Living on a tight budget in a Mediterranean climate has completely changed the way we cook. Gone are the days of basing a meal round a large steak, pound of mince or chicken breasts hastily bought on the commute home.
We now look forward to the Thursday market where we buy enough vegetables for the week for €5-6 which become the focal point of our meals. In our four weeks here we’ve not used butter or cream or had any meat, other than a few slices of jamón or chorizo. We are ardent carnivores and are surprised at how much we’re enjoying vegetarian meals.
Cooking facilities in the casita are basic but perfectly adequate – and the pestle and mortar is our best friend. It’s a bit like upmarket camping on a gas hob and oven.
One of our favourites is homemade pizza – made really easy by using ready-mixed Harina ‘pizza flour’. You get really stretchy dough that makes an amazingly thin base – but without the stress of how much yeast to add. We also use it for making naan bread for curries and flat breads for meze meals.
Cooking the pizza using a frying pan on the hob and then under the grill works really well – they taste just as good as a wood-fired pizza oven. M reckons they are certainly better than Pizza Express, and as good as the ones here in Órgiva!
This recipe makes two small dinner plate-sized pizzas – though it all depends on the size of your frying pan how big you can make them.
Make the base
- Take a mug of pizza flour (no weighing scales here). Add a large pinch of salt and a large glug of olive oil.
- Add enough luke warm water to mix into a dough.
- If the dough is too sticky just add some flour. When you have a dryish dough ball, knead it – we’ve never managed the recommended 15 minutes so count 100 ‘kneads’.
- Make into two balls and leave in the bowl covered with a tea towel in a warm dark place for a few hours to rise – they should triple in size.
In the UK we would struggle to find a warm place for dough to rise, here it’s easy. Be warned; don’t be tempted to leave out in direct sunlight – it formed a crust which stopped it rising and made it hard to shape.
- Skin two tomatoes (briefly soaking in hot water makes them easy to peel), chop finely.
- Mash up garlic, herbs (whatever you have to hand – thyme, basil, rosemary, oregano) with some olive oil, salt and pepper.
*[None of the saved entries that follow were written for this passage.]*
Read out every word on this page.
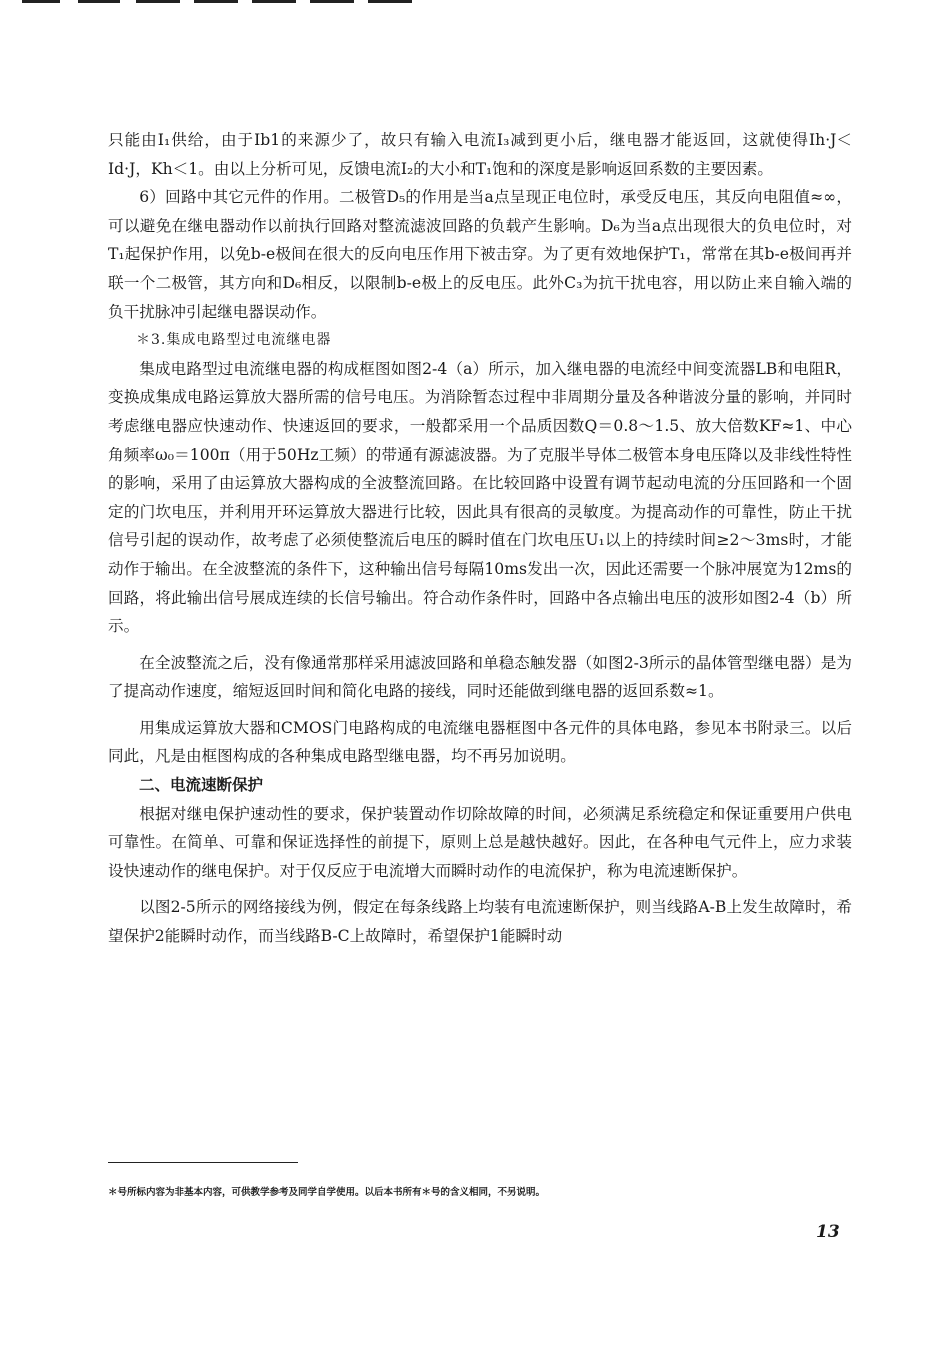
只能由I₁供给，由于Ib1的来源少了，故只有输入电流I₃减到更小后，继电器才能返回，这就使得Ih·J＜Id·J，Kh＜1。由以上分析可见，反馈电流I₂的大小和T₁饱和的深度是影响返回系数的主要因素。

6）回路中其它元件的作用。二极管D₅的作用是当a点呈现正电位时，承受反电压，其反向电阻值≈∞，可以避免在继电器动作以前执行回路对整流滤波回路的负载产生影响。D₆为当a点出现很大的负电位时，对T₁起保护作用，以免b-e极间在很大的反向电压作用下被击穿。为了更有效地保护T₁，常常在其b-e极间再并联一个二极管，其方向和D₆相反，以限制b-e极上的反电压。此外C₃为抗干扰电容，用以防止来自输入端的负干扰脉冲引起继电器误动作。

＊3.集成电路型过电流继电器

集成电路型过电流继电器的构成框图如图2-4（a）所示，加入继电器的电流经中间变流器LB和电阻R，变换成集成电路运算放大器所需的信号电压。为消除暂态过程中非周期分量及各种谐波分量的影响，并同时考虑继电器应快速动作、快速返回的要求，一般都采用一个品质因数Q＝0.8～1.5、放大倍数KF≈1、中心角频率ω₀＝100π（用于50Hz工频）的带通有源滤波器。为了克服半导体二极管本身电压降以及非线性特性的影响，采用了由运算放大器构成的全波整流回路。在比较回路中设置有调节起动电流的分压回路和一个固定的门坎电压，并利用开环运算放大器进行比较，因此具有很高的灵敏度。为提高动作的可靠性，防止干扰信号引起的误动作，故考虑了必须使整流后电压的瞬时值在门坎电压U₁以上的持续时间≥2～3ms时，才能动作于输出。在全波整流的条件下，这种输出信号每隔10ms发出一次，因此还需要一个脉冲展宽为12ms的回路，将此输出信号展成连续的长信号输出。符合动作条件时，回路中各点输出电压的波形如图2-4（b）所示。

在全波整流之后，没有像通常那样采用滤波回路和单稳态触发器（如图2-3所示的晶体管型继电器）是为了提高动作速度，缩短返回时间和简化电路的接线，同时还能做到继电器的返回系数≈1。

用集成运算放大器和CMOS门电路构成的电流继电器框图中各元件的具体电路，参见本书附录三。以后同此，凡是由框图构成的各种集成电路型继电器，均不再另加说明。

二、电流速断保护

根据对继电保护速动性的要求，保护装置动作切除故障的时间，必须满足系统稳定和保证重要用户供电可靠性。在简单、可靠和保证选择性的前提下，原则上总是越快越好。因此，在各种电气元件上，应力求装设快速动作的继电保护。对于仅反应于电流增大而瞬时动作的电流保护，称为电流速断保护。

以图2-5所示的网络接线为例，假定在每条线路上均装有电流速断保护，则当线路A-B上发生故障时，希望保护2能瞬时动作，而当线路B-C上故障时，希望保护1能瞬时动

＊号所标内容为非基本内容，可供教学参考及同学自学使用。以后本书所有＊号的含义相同，不另说明。
13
We do this with a pestle and mortar, so you end up with a lovely paste. Add most of it to the chopped tomatoes (leave a bit aside to drizzle on the pizzas at the end).
- Finely chop a small onion and add to the tomato mixture.
Make an olive tapenade
- Mash up about ten olives (black or green) with an anchovy.
Shape the pizza bases
- Place a dough ball onto a floured surface and stretch out from the centre using your fingers. Take care not to flatten the edges.
Using your fingers rather than a rolling pin stops the edges being flattened and makes them puff up and get crispy – and also helps contain the topping.
Once it’s flat you should be able to pick it up between your palms and tentatively stretch it further – it’s amazing how stretchy and thin this dough can get without breaking.
Cook the pizzas
- Place a dry frying pan on the hob and heat till it’s really hot – then carefully place the pizza dough in the pan.
- Immediately add the tomato base and the tapenade.
- Add whatever you fancy; must-haves for us are anchovies, capers and grated cheese. We use Emmental, which is good value.
- Push it round the pan and when the bottom is browned and looking crispy put it under the grill.
- Cook for as long as it takes to melt the cheese and it starts to bubble and brown.
Before serving up add the remaining herb/garlic paste and some fresh herbs. The result is a thin and a juicy base that doesn’t dry out.